Me contaba mi madre, que en gloria esté, que estaba con un asiduo cuando sintió algo distinto, que era mi llegada, y le dijo "salte de ahí para que pueda salir mi hija".
Nací en esta misma cama, asistida por el cliente que tuvo que hacer de comadrona, y fue su cara, aunque borrosa, la primera cara de las miles que después vi sobre mí recortadas sobre el fondo del techo.
Me contaba mi madre que a veces me daba el pecho en plena faena, que algunos clientes se le desconcentraban y otros se ponían tiernos, habladores, y dejaban el trajín y se quedaban alelados mirándome, y después de que yo hubiera terminado de eructar, le pedían que les dejara cogerme en sus brazos, y me acunaban con mejor voluntad que conocimiento.
Me decía que algunos hombres, muy mal metidos en su papel de hombres, hacían en esta cama lo que no hacían en su casa: fornicar sin pudores y acariciar un bebé.
Y como no tenía cuna para mí, me pasaba el día entero en la cama. Cuando le venía un trabajo, me ponía en una parte y ella ocupaba la otra, y si empezaba a llorar, exageraba los vaivenes amatorios y los aprovechaba para acunarme.
Y siendo ya mayorcita, como siempre compartimos la cama hasta que falleció a sus cuarenta y ocho años de dolores, si venía algún cliente con retraso, mientras le atendía yo me daba la vuelta, me hacía la dormida y esperaba.
O les decía "no hagan tanto ruido que no puedo dormir".
O teníamos una tertulia a tres bandas. Él, atendiendo ambas cosas. Mi madre, diciéndome que no le diera conversación para que terminara antes. Yo, aburrida de tanto meneo y tanto metesaca, y sin otra cosa que hacer ni otro santo que vestir.
A los que no aguantaba era a los borrachos que se ponían a hablar gritando y que decían obscenidades, que nunca las he podido aguantar. Entonces, muy enfadada, le decía con esta voz de ángel que siempre he tenido, con esta voz estancada en los seis años, que terminara de una vez ese apareamiento de mierda y se marchara a su casa.
Mi madre me decía que le iba a espantar el trabajo y yo le contestaba que cerrara antes el local, o que seleccionara la clientela. Entonces, recurría a su insulto habitual: malparida. Me lo decía sin recordar que yo había probado a darle todas las contestaciones que acudían traídas por mi descarada rabia, y que al final siempre acababa echándole en cara que era una mala profesional.

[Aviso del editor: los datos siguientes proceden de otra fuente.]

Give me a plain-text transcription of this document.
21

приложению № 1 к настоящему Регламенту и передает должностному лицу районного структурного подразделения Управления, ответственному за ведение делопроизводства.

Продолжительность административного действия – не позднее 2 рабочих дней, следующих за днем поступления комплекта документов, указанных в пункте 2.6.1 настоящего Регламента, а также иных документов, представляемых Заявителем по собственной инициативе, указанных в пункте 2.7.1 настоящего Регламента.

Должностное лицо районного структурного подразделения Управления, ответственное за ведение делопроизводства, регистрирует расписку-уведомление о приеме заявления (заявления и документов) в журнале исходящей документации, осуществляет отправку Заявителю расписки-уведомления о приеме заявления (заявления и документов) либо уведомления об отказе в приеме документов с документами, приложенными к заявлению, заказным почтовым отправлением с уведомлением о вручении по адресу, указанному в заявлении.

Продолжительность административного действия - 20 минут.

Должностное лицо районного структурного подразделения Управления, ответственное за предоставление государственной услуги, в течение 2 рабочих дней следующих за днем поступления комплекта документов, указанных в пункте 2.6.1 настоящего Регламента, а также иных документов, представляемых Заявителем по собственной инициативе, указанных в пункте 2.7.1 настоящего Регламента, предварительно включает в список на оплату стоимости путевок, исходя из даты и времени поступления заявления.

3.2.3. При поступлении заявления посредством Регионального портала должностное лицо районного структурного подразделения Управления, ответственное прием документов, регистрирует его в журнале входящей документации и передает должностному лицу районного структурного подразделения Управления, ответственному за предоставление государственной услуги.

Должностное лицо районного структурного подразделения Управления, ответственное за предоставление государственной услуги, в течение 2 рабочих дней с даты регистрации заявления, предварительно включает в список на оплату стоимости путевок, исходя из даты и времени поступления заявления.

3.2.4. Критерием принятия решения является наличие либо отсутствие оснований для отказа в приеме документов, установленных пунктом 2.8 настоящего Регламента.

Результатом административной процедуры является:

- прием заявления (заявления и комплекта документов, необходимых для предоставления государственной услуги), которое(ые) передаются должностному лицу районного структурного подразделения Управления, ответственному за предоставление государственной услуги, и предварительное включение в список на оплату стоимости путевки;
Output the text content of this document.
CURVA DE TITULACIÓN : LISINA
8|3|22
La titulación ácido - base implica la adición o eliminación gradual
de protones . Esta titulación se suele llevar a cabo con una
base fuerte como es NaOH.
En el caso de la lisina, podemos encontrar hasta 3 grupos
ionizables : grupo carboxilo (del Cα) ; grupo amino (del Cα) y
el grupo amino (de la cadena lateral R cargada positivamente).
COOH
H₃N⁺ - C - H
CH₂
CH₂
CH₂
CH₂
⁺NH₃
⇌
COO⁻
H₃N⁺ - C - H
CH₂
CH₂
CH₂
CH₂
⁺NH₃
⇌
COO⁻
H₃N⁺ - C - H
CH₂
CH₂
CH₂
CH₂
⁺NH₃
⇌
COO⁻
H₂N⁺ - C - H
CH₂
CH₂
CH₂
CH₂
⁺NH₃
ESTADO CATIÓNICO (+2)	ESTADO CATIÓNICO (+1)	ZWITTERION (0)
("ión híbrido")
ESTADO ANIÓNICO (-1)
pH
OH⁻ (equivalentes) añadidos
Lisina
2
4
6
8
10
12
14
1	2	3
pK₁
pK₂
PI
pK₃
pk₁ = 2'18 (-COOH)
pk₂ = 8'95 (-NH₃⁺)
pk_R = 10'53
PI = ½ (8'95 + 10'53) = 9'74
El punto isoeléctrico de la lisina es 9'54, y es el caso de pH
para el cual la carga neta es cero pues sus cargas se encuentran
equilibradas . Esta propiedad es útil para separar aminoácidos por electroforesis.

En esas peleas verbales nos enzarzábamos hasta que el borracho, espectador aburrido, recogía sus pantalones del suelo, se los ponía mientras mascullaba pestes, maldecía mi entrometimiento, y se despedía diciéndole a mi madre algo parecido a que cuando se terminara la gresca volvería para terminar.
Entonces nosotras, ya que habíamos despertado cosas del pasado, nos poníamos a hablar de su infancia y de la mía.
En una de esas noches me contó que me bautizó ella misma, y no en pila bautismal sino de fregadero, ya que el cabrón del cura no me había querido bautizar porque yo era hija de una puta y de un pecador y por eso no podía entrar en la iglesia, y me proporcionó este nombre porque una tarde de poco trabajo, el último parroquiano, un forastero hábil narrador, le exageró la historia épica de un conquistador español, de un pueblo cercano, Trujillo, que era quien había recorrido por primera vez el Amazonas, y se llamaba Orellana.
Mi madre, asombrada por lo que escuchaba, pensó que ponerme ese nombre podía ser un buen presagio, y podía predisponerme, por el alma que tiene cada nombre, a ser una persona importante que llegara a ser la primera en recorrer otro Amazonas.
Me quedé para los restos con este nombre hombruno que nunca me rescató del martirio de mi profesión, aunque nunca antes me haya quejado de que lo es, pues estoy segura de que Santa Frígida, que según me dijeron es la Patrona de las putas, no ha tenido menos reclamaciones ni menos pedidos de otra que no sea yo, que cada noche desde que lo supe la recé, y a veces me la imaginaba mártir y virgen, y esto último no me costaba mucho, por lo del nombre, que Dios me perdone, pero si es verdad que es nuestra Patrona, vaya nombre que tenía o que le han puesto, que muchas veces no podía evitar el chiste fácil con el nombrecito. Más le hubiera valido ser Santa Refocila, o Santa Cópula.
No quiero distraerme de contarme las cosas de mi vida.
Sé que es importante para mí que recuerde siempre que una vez, aunque sólo una vez, estuve enamorada. Y aunque no fue largo, sí fue importante.
Hasta que conocí a Ramiro siempre había evitado pensar en los hombres, porque sabía que no me traerían más que disgustos. Los que quisieran mi cuerpo enano tenían que pagarlo, y los que me hablaran de amor era porque querían tenerlo gratis.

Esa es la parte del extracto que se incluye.